To end on a funnier story. When I was in college, one of my sorority sister's for some reason was super interested in seeing me give myself a shot. She said she was curious and had always been squeamish about needles, so she was hoping that watching me would help her get over a little of that squeamishness. So the next time she happened to be around when I needed to take a shot, I told her. Then, right before the syringe was about to penetrate my skin, she turns her head and says something like, "No! No I can't, I can't watch." I was not offended in the slightest. We both laughed.
Also everyone I know who has needle phobia is afraid of getting needles stuck IN THEM, but don't have an issue with other people using needles on themselves and/or just need to look away if they don't want to see the actual injection. If the roommate has this severe of a phobia where they run away to vomit because they accidentally saw someone injecting themselves, I'm not sure why they agreed to LW as a roommate. Furthermore, I have questions about this persons consumption of visual media...what if they're flipping a channel and come across a movie with intravenous drug use or an episode of Intervention? Are they similarly traumatized?
When I've had roommates, in the beginning I will explain the basics of my condition including, jic, info about low blood sugar. She made a typical comment when the subject comes up of "Wow, I could never give myself shots, I'm terrified of needles." And, although I don't think she was even thinking about this issue. I took that as a cue to assure her that I wouldn't have a reason to take my shots in our communal area, so she'd probably never see it.
My H, on the other hand, is not so lucky, lol. I keep my actively being used insulin on our coffee table and usually give myself shots while I'm sitting on the couch. His "normal" living room spot...at a chair at his desktop...can only partially see the couch, so he rarely sees me giving myself a shot. But if he is where he can see me, I'll do the shot on the hip that is opposite of him because even after all this time, he still can't watch the shot without it freaking him out, lol.

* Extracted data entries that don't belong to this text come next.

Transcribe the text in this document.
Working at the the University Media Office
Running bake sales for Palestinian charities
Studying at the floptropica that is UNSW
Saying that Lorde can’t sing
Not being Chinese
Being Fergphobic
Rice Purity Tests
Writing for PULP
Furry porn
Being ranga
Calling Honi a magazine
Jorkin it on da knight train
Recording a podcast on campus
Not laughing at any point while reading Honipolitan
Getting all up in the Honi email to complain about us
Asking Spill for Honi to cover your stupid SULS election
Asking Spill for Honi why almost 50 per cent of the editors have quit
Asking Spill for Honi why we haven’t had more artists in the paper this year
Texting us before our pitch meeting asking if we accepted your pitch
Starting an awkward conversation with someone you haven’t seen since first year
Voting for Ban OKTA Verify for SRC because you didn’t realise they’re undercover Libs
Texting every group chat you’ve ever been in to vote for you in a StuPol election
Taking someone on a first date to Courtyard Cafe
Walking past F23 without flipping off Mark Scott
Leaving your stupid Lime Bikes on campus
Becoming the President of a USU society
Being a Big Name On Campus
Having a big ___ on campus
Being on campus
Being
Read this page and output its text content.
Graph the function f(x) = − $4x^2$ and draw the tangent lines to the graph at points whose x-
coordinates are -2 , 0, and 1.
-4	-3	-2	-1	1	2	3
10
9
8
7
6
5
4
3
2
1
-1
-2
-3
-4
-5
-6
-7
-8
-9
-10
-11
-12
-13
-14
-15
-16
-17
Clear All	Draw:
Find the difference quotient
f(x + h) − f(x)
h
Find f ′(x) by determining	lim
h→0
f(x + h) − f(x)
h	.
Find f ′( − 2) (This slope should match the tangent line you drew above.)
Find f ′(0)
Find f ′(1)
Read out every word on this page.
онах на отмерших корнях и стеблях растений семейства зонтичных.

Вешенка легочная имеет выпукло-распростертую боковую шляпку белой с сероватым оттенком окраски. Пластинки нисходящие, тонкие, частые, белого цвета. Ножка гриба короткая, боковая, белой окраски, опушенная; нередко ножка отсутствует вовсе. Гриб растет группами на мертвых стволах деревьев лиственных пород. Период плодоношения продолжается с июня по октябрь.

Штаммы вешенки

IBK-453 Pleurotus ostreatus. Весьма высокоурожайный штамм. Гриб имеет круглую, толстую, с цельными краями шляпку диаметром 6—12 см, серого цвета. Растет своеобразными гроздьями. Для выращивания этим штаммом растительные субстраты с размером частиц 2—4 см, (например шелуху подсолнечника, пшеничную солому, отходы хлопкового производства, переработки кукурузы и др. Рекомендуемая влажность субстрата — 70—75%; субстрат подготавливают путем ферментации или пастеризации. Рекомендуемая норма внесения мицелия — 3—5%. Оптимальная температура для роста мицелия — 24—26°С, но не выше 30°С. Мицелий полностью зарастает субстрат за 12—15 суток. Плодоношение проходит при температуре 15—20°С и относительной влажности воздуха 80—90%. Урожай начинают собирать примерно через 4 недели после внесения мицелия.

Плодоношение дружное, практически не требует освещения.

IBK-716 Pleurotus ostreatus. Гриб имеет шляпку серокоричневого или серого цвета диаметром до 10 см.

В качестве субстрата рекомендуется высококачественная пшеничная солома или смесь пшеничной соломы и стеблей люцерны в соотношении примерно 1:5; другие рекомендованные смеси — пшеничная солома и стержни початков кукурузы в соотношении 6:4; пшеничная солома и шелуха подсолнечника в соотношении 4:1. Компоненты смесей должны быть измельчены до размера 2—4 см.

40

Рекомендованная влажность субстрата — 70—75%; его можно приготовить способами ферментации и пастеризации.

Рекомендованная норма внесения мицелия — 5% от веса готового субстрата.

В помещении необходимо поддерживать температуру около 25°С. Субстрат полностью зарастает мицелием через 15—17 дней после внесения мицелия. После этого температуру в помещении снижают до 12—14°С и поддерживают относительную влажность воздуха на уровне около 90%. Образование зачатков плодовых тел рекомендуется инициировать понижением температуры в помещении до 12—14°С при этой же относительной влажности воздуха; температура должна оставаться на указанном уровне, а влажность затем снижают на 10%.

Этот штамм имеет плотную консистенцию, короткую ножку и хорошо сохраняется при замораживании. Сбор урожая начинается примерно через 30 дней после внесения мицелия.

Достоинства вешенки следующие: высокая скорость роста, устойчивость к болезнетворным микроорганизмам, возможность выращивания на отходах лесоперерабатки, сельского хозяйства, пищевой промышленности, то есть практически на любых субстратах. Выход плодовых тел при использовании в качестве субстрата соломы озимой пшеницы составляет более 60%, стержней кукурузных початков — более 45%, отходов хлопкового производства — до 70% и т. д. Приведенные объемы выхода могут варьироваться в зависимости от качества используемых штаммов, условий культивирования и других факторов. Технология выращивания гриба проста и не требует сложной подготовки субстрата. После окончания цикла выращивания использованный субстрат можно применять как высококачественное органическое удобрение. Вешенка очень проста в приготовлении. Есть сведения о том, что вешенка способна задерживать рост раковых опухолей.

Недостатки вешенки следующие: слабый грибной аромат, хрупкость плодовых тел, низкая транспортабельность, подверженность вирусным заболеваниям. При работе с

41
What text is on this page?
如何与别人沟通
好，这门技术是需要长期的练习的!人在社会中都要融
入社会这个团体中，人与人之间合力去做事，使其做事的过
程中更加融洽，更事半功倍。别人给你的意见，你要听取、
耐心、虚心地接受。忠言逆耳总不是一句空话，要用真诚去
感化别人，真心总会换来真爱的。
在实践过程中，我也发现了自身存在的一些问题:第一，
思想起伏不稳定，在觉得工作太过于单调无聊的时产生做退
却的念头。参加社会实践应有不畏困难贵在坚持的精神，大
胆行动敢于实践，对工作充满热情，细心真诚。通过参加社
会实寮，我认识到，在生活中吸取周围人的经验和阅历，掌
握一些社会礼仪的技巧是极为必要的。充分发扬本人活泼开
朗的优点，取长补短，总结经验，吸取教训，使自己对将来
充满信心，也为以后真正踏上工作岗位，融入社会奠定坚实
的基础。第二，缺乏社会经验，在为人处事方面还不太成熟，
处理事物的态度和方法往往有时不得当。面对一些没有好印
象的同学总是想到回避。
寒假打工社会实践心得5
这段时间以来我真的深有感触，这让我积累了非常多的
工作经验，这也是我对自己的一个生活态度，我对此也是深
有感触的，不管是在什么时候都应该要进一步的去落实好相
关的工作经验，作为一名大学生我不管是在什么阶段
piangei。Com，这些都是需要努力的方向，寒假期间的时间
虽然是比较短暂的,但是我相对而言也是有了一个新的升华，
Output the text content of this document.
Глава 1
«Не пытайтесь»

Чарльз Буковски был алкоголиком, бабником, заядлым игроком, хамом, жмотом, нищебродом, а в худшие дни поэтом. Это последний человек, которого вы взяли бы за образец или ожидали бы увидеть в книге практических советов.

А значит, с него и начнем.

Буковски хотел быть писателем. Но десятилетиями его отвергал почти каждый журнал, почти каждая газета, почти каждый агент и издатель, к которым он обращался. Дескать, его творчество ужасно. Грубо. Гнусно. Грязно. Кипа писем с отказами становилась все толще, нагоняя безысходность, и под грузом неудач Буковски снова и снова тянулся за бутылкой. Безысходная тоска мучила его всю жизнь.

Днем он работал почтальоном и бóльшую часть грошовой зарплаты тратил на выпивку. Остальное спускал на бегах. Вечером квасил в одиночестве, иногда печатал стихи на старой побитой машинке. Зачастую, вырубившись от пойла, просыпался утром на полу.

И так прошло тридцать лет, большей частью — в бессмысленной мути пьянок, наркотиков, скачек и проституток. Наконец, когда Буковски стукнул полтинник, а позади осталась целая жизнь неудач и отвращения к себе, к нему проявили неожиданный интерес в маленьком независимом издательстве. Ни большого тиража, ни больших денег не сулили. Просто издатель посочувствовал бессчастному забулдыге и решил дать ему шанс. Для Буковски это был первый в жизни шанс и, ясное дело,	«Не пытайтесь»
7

I'd never do it on purpose, but I do sometimes tease him that I've given myself over 20K shots while he's in the same room over the time we've been together, so it's funny it still freaks him out. It's funny to him also and he'll say something like, " I know! I know! I don't know why, but it does. And please don't ever break your arm! I would find a way to give you your shots if I had to. But I really, REALLY don't want to." LMAO.
And I hope I worded this right. "Exposed" is a weird word to use in this case, and it isn't like people mean to spring the thing that people are scared of on them out of spite. A lot of people don't know what I'm scared of and it comes out of left field.
I even reread the letter and it doesn't sound like the anger was quick and just in a startled moment. Because "in the moment", the roommate freaked and was running to the bathroom. The LW has two sentences of what the roommate said to them. It was probably said right after the incident, but after the roommate came back from the bathroom and was no longer in the initial panic.
Plus, even if the roommate had lashed out in anger they didn't mean, they also didn't apologize for it or I assume the LW would have mentioned it.
Both apologize and make a plan to deal with this. I don't think it's fair to tell meds roommate that they have to do this only in their room, but a planned time and a "finished" text would go a long way towards alleviating both sides here.